Sol LeWitt (American, 1928-2007)
1987
Color ink wash
Gift of the LeWitt family in honor of Richard and Ronay Menschel; Installation made possible by the Charina Endowment Fund

Transcription: 

Isabelle Dervaux, Acquavella Curator of Modern and Contemporary Drawings
In 2018, the family of artist Sol LeWitt donated to the Morgan Wall Drawing 552D. The gift included detailed instructions for the creation of the drawing, which was executed by a team from LeWitt’s studio.

LeWitt first became known in the mid-1960s for his modular sculptures based on the cube. In 1968, he made his first wall drawing by tracing lines directly on the wall according to a pre- established system. Over the next forty years, he conceived more than 1,200 wall drawings in pencil, colored ink, and acrylic.
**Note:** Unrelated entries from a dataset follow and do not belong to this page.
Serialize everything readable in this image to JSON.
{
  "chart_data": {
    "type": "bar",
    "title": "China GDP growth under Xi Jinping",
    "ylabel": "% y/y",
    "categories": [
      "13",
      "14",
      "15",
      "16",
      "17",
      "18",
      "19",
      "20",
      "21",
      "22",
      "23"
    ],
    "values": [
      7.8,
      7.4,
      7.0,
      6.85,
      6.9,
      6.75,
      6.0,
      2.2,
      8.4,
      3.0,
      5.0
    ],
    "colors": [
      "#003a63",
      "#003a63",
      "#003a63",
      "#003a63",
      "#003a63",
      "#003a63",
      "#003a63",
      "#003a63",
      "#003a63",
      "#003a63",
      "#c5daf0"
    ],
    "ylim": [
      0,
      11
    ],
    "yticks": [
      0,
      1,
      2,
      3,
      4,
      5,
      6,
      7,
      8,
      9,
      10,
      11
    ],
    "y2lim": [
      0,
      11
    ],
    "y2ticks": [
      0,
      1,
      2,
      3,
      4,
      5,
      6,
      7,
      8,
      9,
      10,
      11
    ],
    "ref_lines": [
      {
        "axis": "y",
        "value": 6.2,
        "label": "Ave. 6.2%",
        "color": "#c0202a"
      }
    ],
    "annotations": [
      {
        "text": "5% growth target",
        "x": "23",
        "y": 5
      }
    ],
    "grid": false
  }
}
Although the wall may ultimately be painted over, each drawing exists as a set of instructions that can be re-created on another wall by another person.

In the early 1980s, inspired by the rich colors of Italian Renaissance frescoes, LeWitt began using colored ink wash applied with rags, mixing wiping and pounding techniques. He limited his palette to four colors—gray, yellow, red, and blue—which he layered and superimposed to produce variations. This wall drawing was first created in 1987. The artist described its motif as “not quite a cube.” The tilted form produces an illusion of volume while the black border that interrupts it preserves the sense of flatness of the wall.